Un contributo di Roberto D’Amico
Talvolta ci vuole davvero poco per riuscire a liberarsi dall’oppressione della convulsa vita cittadina e far spiccare il volo alla nostra fantasia rendendola libera di spaziare in viaggi nel tempo ed immergersi in storie antiche e dimenticate che costituiscono il substrato della nostra esistenza.
Uno di questi retaggi del passato si trova in Val di Susa ad una quarantina di chilometri da Torino, meno di cinquanta minuti di macchina, poco dopo i paesi di Villar Focchiardo e Borgone.
A breve distanza dal ponte della Giaconera, a poco più di cinquecento metri dalla Statale 24, si trova “Cascina Roland”, un grosso, articolato e austero complesso medievale, che ospita un centro turistico-alberghiero e un ristorante.
È un edificio storico assai importante, un’antica casa forte che comprende quattro fabbricati raccordati da mura merlate che mostrano ampie porzioni dell’antica tessitura in pietra. L’impressione che se ne ha è quella di una solida struttura difensiva che mostra i segni del tempo. Sono, infatti, molto evidenti i rimaneggiamenti fatti dai proprietari che nel corso di un millennio l’hanno posseduta e abitata.
Si pensa che la prima struttura risalga all’XI secolo quando il territorio di Villar Focchiardo apparteneva alla chiesa di San Giusto di Susa. Nei secoli XII e XIII fu possedimento dei Visconti di Baratonia A questi seguirono i nobili Bertrandi, che furono probabilmente i principali artefici delle opere di rinforzo e delle sopraelevazioni del coronamento merlato. Furono verosimilmente sempre loro a creare il ricco edificio residenziale sul lato nord con le sue due bellissime finestre archiacute con corniciature decorate in cotto, ancora protette da robuste inferriate.

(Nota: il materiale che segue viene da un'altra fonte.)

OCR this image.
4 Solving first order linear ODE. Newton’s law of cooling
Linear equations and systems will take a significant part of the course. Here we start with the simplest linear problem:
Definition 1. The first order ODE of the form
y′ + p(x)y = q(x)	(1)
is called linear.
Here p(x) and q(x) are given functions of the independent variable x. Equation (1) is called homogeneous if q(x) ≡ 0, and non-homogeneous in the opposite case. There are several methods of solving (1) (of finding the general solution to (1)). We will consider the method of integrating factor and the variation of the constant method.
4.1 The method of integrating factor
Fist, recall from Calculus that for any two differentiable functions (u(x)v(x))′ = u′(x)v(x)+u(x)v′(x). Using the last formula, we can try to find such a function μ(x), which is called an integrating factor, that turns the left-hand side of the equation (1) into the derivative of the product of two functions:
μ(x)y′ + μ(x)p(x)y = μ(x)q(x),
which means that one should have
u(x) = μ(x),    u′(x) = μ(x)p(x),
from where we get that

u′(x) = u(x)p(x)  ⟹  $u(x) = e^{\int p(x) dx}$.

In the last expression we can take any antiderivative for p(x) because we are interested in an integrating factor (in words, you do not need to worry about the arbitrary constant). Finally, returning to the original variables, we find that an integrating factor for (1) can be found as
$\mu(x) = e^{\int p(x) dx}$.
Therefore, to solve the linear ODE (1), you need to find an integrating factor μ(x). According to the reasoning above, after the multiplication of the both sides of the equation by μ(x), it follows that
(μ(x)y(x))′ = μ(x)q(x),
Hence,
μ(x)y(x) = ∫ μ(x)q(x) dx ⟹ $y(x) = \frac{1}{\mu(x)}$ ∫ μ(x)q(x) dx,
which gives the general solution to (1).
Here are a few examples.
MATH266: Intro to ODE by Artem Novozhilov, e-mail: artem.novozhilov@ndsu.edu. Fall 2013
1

Lasciata l’auto nel parcheggio, mi dirigo a passo svelto verso l’oggetto della mia ricerca. L’avevo visto moltissimi anni fa, ma non ricordo più dove si trova. Poi, l’atmosfera intorno a me inizia a farsi magica. Le merlature, la facciata con le finestre a sesto acuto mi danno un senso di antico. Sento come un brivido lungo la schiena, forse anche perché il luogo sembra disabitato. Il mio sguardo fino ad ora allenato ad una ricerca molto razionale si accende di entusiasmo quando incontra il masso che sto cercando, che sembra caduto lì per caso.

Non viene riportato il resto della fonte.